Offener_Brief_Christian_Ude

„Auf dem Weg zur Startbahn 21“ - Ein offener Brief an Herrn Christian Ude, Oberbürgermeister der Stadt München

 

Sehr geehrter Herr Ude,

die Süddeutsche Zeitung berichtete in der Wochenendausgabe vom 16./17. Oktober 2011 über das Projekt der 3. Startbahn des Münchner Flughafens. Während ich ursprünglich einen Leserbrief schreiben wollte, halte ich nunmehr einen offenen Brief an Sie für zweckmäßiger.

Somit bitte ich Sie, mir zu den folgenden Gedanken Ihre Einschätzung zukommen zu lassen:

Dem Projekt „3. Startbahn“ wird vermutlich ein Planungshorizont von 25-50 Jahren zugrundeliegen. Fraglich ist, sowohl in Hinblick auf eine verantwortungsbewusste Entscheidung der verantwortlichen Politiker und Entscheidungsträger, als auch in Hinblick auf das beabsichtigte Bürgerbegehren, welche Planungsszenarien dieses Projekt als sinnvoll erscheinen lassen. Dabei kann man davon ausgehen, dass – ungeachtet sonstiger möglicher Einwände und Bedenken – ein deutlich wachsendes Flugverkehrsaufkommen einer positiven Entscheidung zugrundeliegen sollte.

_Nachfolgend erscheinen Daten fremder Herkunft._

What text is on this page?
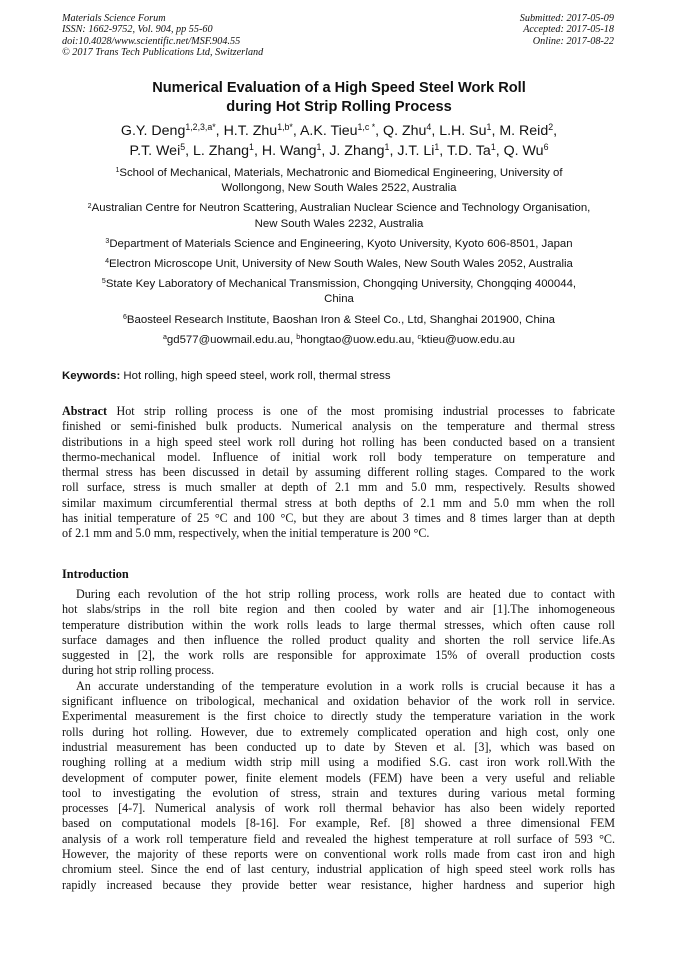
Materials Science Forum
ISSN: 1662-9752, Vol. 904, pp 55-60
doi:10.4028/www.scientific.net/MSF.904.55
© 2017 Trans Tech Publications Ltd, Switzerland
Submitted: 2017-05-09
Accepted: 2017-05-18
Online: 2017-08-22
Numerical Evaluation of a High Speed Steel Work Roll
during Hot Strip Rolling Process
G.Y. Deng$^{1,2,3,a*}$, H.T. Zhu$^{1,b*}$, A.K. Tieu$^{1,c *}$, Q. Zhu$^4$, L.H. Su$^1$, M. Reid$^2$,
P.T. Wei$^5$, L. Zhang$^1$, H. Wang$^1$, J. Zhang$^1$, J.T. Li$^1$, T.D. Ta$^1$, Q. Wu$^6$
$^1$School of Mechanical, Materials, Mechatronic and Biomedical Engineering, University of
Wollongong, New South Wales 2522, Australia
$^2$Australian Centre for Neutron Scattering, Australian Nuclear Science and Technology Organisation,
New South Wales 2232, Australia
$^3$Department of Materials Science and Engineering, Kyoto University, Kyoto 606-8501, Japan
$^4$Electron Microscope Unit, University of New South Wales, New South Wales 2052, Australia
$^5$State Key Laboratory of Mechanical Transmission, Chongqing University, Chongqing 400044,
China
$^6$Baosteel Research Institute, Baoshan Iron & Steel Co., Ltd, Shanghai 201900, China
$^a$gd577@uowmail.edu.au, $^b$hongtao@uow.edu.au, $^c$ktieu@uow.edu.au
Keywords: Hot rolling, high speed steel, work roll, thermal stress
Abstract Hot strip rolling process is one of the most promising industrial processes to fabricate
finished or semi-finished bulk products. Numerical analysis on the temperature and thermal stress
distributions in a high speed steel work roll during hot rolling has been conducted based on a transient
thermo-mechanical model. Influence of initial work roll body temperature on temperature and
thermal stress has been discussed in detail by assuming different rolling stages. Compared to the work
roll surface, stress is much smaller at depth of 2.1 mm and 5.0 mm, respectively. Results showed
similar maximum circumferential thermal stress at both depths of 2.1 mm and 5.0 mm when the roll
has initial temperature of 25 °C and 100 °C, but they are about 3 times and 8 times larger than at depth
of 2.1 mm and 5.0 mm, respectively, when the initial temperature is 200 °C.
Introduction
During each revolution of the hot strip rolling process, work rolls are heated due to contact with
hot slabs/strips in the roll bite region and then cooled by water and air [1].The inhomogeneous
temperature distribution within the work rolls leads to large thermal stresses, which often cause roll
surface damages and then influence the rolled product quality and shorten the roll service life.As
suggested in [2], the work rolls are responsible for approximate 15% of overall production costs
during hot strip rolling process.
An accurate understanding of the temperature evolution in a work rolls is crucial because it has a
significant influence on tribological, mechanical and oxidation behavior of the work roll in service.
Experimental measurement is the first choice to directly study the temperature variation in the work
rolls during hot rolling. However, due to extremely complicated operation and high cost, only one
industrial measurement has been conducted up to date by Steven et al. [3], which was based on
roughing rolling at a medium width strip mill using a modified S.G. cast iron work roll.With the
development of computer power, finite element models (FEM) have been a very useful and reliable
tool to investigating the evolution of stress, strain and textures during various metal forming
processes [4-7]. Numerical analysis of work roll thermal behavior has also been widely reported
based on computational models [8-16]. For example, Ref. [8] showed a three dimensional FEM
analysis of a work roll temperature field and revealed the highest temperature at roll surface of 593 °C.
However, the majority of these reports were on conventional work rolls made from cast iron and high
chromium steel. Since the end of last century, industrial application of high speed steel work rolls has
rapidly increased because they provide better wear resistance, higher hardness and superior high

Wenn wir weiter davon ausgehen, dass in den nächsten Jahrzehnten weiterhin mit fossilen Brennstoffen geflogen wird, dann erscheint eine Prognose der Ölpreisentwicklung notwendig. Dabei schlägt dieser Kostenfaktor bereits heute in Form eines Kerosin-Zuschlags auf die Ticket-Preise durch.

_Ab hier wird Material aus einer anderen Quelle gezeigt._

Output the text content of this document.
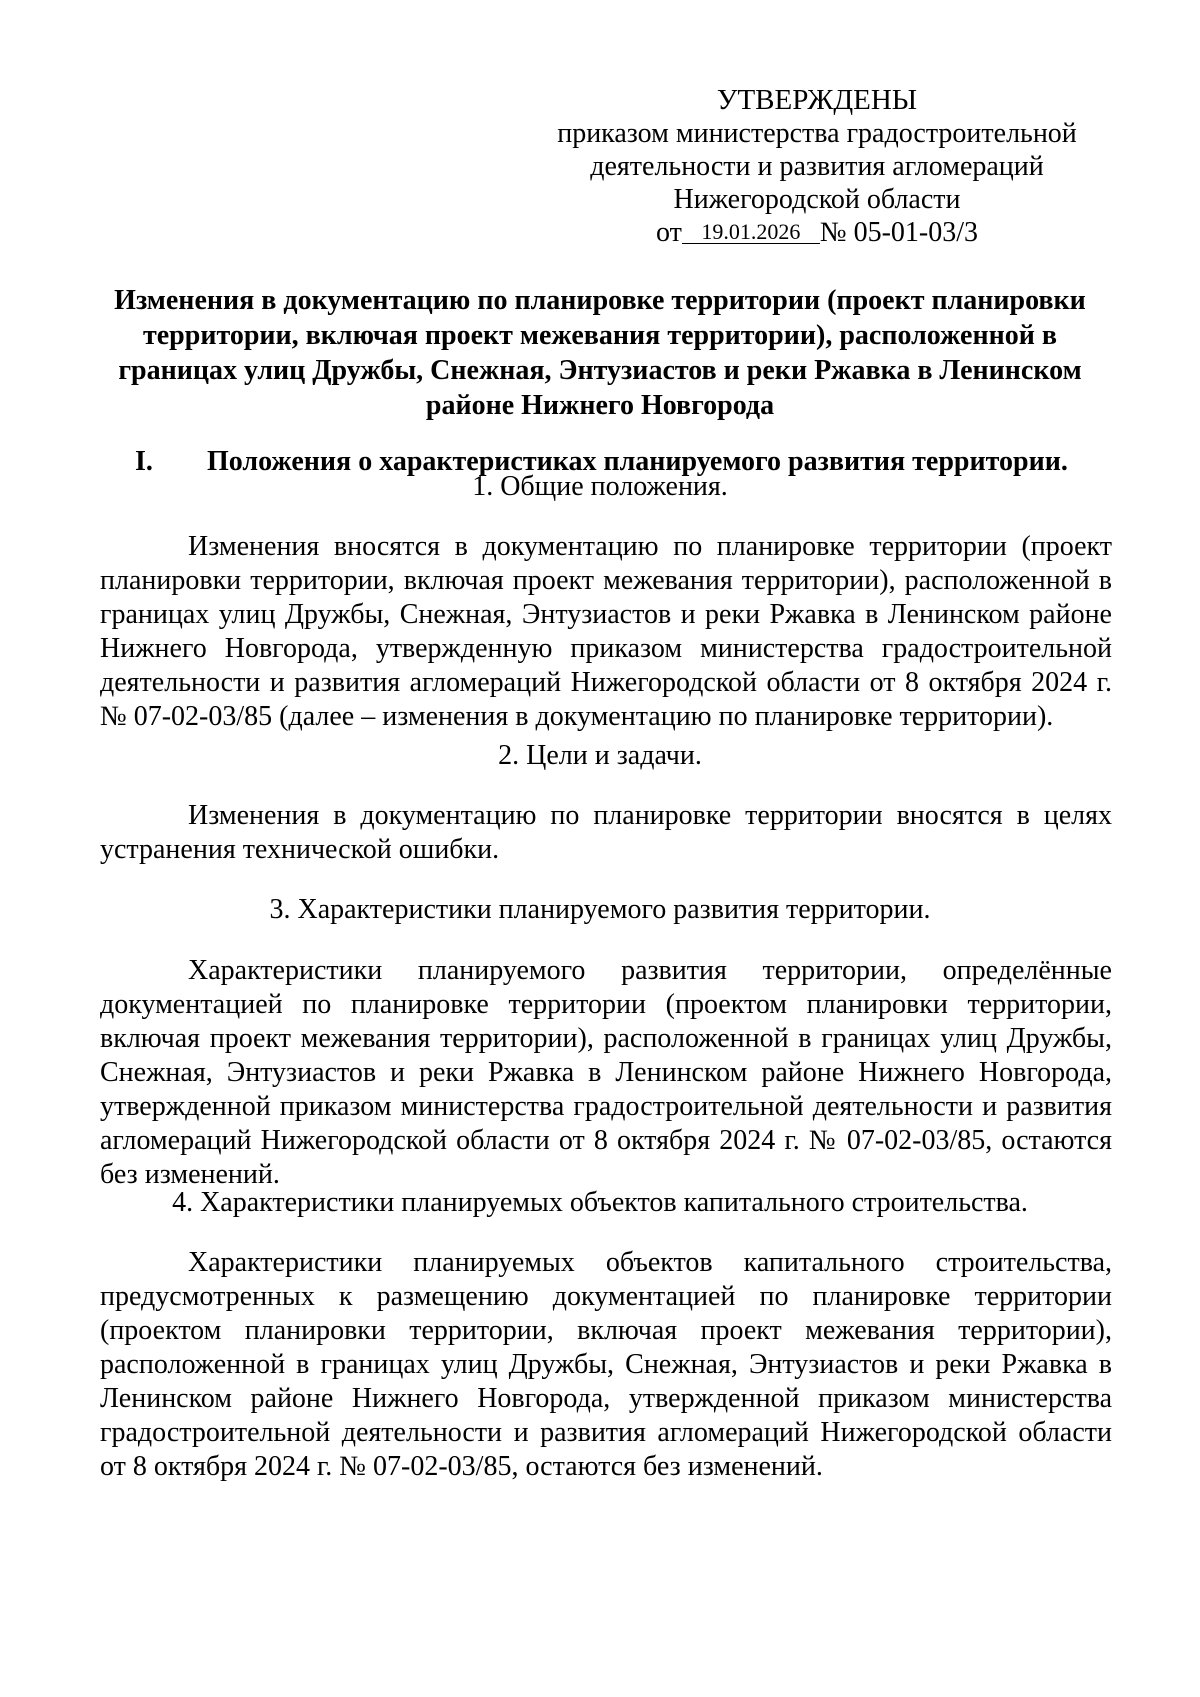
УТВЕРЖДЕНЫ
приказом министерства градостроительной
деятельности и развития агломераций
Нижегородской области
от 19.01.2026 № 05-01-03/3
Изменения в документацию по планировке территории (проект планировки
территории, включая проект межевания территории), расположенной в
границах улиц Дружбы, Снежная, Энтузиастов и реки Ржавка в Ленинском
районе Нижнего Новгорода
I. Положения о характеристиках планируемого развития территории.
1. Общие положения.
Изменения вносятся в документацию по планировке территории (проект планировки территории, включая проект межевания территории), расположенной в границах улиц Дружбы, Снежная, Энтузиастов и реки Ржавка в Ленинском районе Нижнего Новгорода, утвержденную приказом министерства градостроительной деятельности и развития агломераций Нижегородской области от 8 октября 2024 г. № 07-02-03/85 (далее – изменения в документацию по планировке территории).
2. Цели и задачи.
Изменения в документацию по планировке территории вносятся в целях устранения технической ошибки.
3. Характеристики планируемого развития территории.
Характеристики планируемого развития территории, определённые документацией по планировке территории (проектом планировки территории, включая проект межевания территории), расположенной в границах улиц Дружбы, Снежная, Энтузиастов и реки Ржавка в Ленинском районе Нижнего Новгорода, утвержденной приказом министерства градостроительной деятельности и развития агломераций Нижегородской области от 8 октября 2024 г. № 07-02-03/85, остаются без изменений.
4. Характеристики планируемых объектов капитального строительства.
Характеристики планируемых объектов капитального строительства, предусмотренных к размещению документацией по планировке территории (проектом планировки территории, включая проект межевания территории), расположенной в границах улиц Дружбы, Снежная, Энтузиастов и реки Ржавка в Ленинском районе Нижнего Новгорода, утвержденной приказом министерства градостроительной деятельности и развития агломераций Нижегородской области от 8 октября 2024 г. № 07-02-03/85, остаются без изменений.
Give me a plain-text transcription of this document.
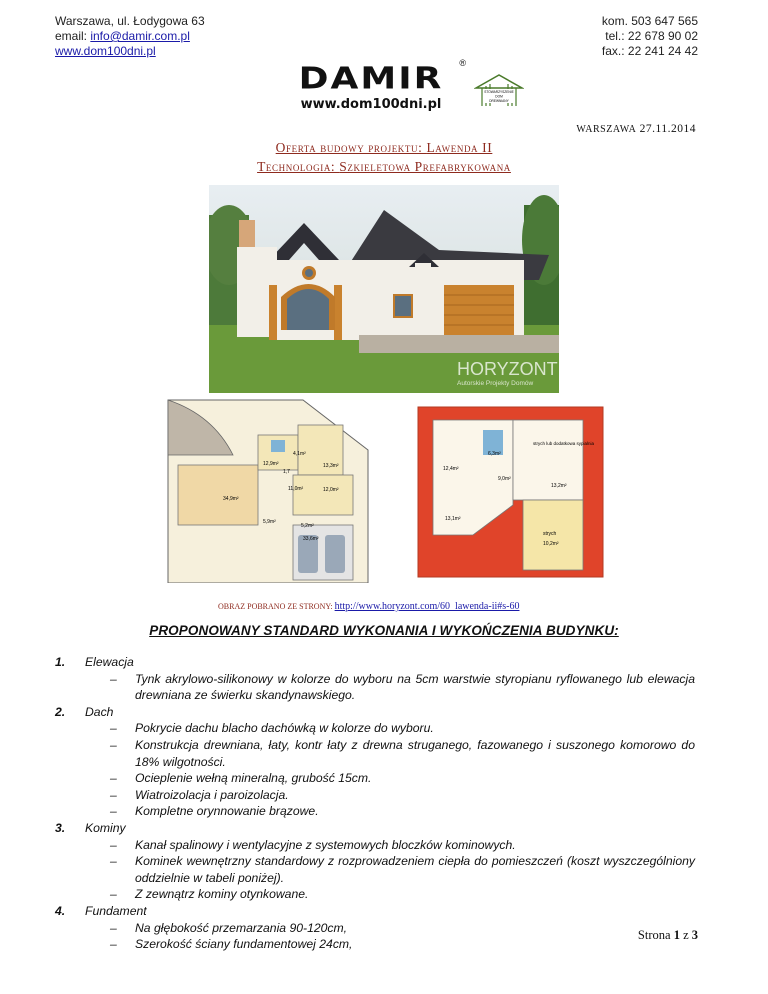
Warszawa, ul. Łodygowa 63
email: info@damir.com.pl
www.dom100dni.pl
kom. 503 647 565
tel.: 22 678 90 02
fax.: 22 241 24 42
DAMIR
www.dom100dni.pl
®
STOWARZYSZENIE
DOM
DREWNIANY
WARSZAWA 27.11.2014
Oferta budowy projektu: Lawenda II
Technologia: Szkieletowa Prefabrykowana
HORYZONT
Autorskie Projekty Domów
12,9m²
4,1m²
1,7
13,3m²
11,0m²	12,0m²
34,9m²
5,9m²
5,2m²
33,6m²
6,3m²
12,4m²
9,0m²
13,2m²
13,1m²
10,2m²
strych
strych lub dodatkowa sypialnia
OBRAZ POBRANO ZE STRONY: http://www.horyzont.com/60_lawenda-ii#s-60
PROPONOWANY STANDARD WYKONANIA I WYKOŃCZENIA BUDYNKU:
1. Elewacja
– Tynk akrylowo-silikonowy w kolorze do wyboru na 5cm warstwie styropianu ryflowanego lub elewacja drewniana ze świerku skandynawskiego.
2. Dach
– Pokrycie dachu blacho dachówką w kolorze do wyboru.
– Konstrukcja drewniana, łaty, kontr łaty z drewna struganego, fazowanego i suszonego komorowo do 18% wilgotności.
– Ocieplenie wełną mineralną, grubość 15cm.
– Wiatroizolacja i paroizolacja.
– Kompletne orynnowanie brązowe.
3. Kominy
– Kanał spalinowy i wentylacyjne z systemowych bloczków kominowych.
– Kominek wewnętrzny standardowy z rozprowadzeniem ciepła do pomieszczeń (koszt wyszczególniony oddzielnie w tabeli poniżej).
– Z zewnątrz kominy otynkowane.
4. Fundament
– Na głębokość przemarzania 90-120cm,
– Szerokość ściany fundamentowej 24cm,
Strona 1 z 3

Vermutlich haben viele Menschen das Bild im Kopf, dass wir noch für viele Jahrzehnte auf der Erde Öl fördern werden. Dies ist sicherlich richtig, für die Prognose des Ölpreises jedoch nur ein untergeordneter Aspekt. Wichtiger ist, dass eine Vielzahl von Studien zu dem Ergebnis kommen, dass das weltweite Fördermaximum entweder aktuell (!) bereits erreicht ist, oder spätestens in den nächsten 10 Jahren erreicht wird. Diese Einschätzung – die sogenannte „Peak-Oil-Theory“ - wird im wesentlichen dadurch gestützt, dass seit ein oder zwei Jahrzehnten die jährlich geförderte Menge an Rohöl den „jährlichen“ Zuwachs an „gesicherten“ Reserven übersteigt und eine Vielzahl von Förderländern bereits seit Jahren rückläufige Fördermengen berichten.

Mit sehr großer Wahrscheinlichkeit wird innerhalb der nächsten (ca. 2 bis maximal 12?) Jahre somit die weltweit steigende Nachfrage nach Rohöl auf ein sinkendes Angebot treffen. Selbst bei stagnierenden Verbräuchen in der „westlichen“ Welt reicht es für die Prognose einer steigenden weltweiten Nachfrage fast aus, sich vor Augen zu führen, dass es in China aktuell ca. 20 PKW auf 1000 Einwohner gibt - gegenüber ca. 500 PKW auf 1000 Einwohner in Deutschland. In die gleiche Richtung führt die Tatsache, dass die Förderkosten aktueller zumeist „Tiefsee-Funde“ – oder auch Öl-Schiefer / Öl-Sand Vorkommen - deutlich über den Förderkosten der Vergangenheit liegen, als „das Öl quasi aus dem Wüstensand sprudelte“.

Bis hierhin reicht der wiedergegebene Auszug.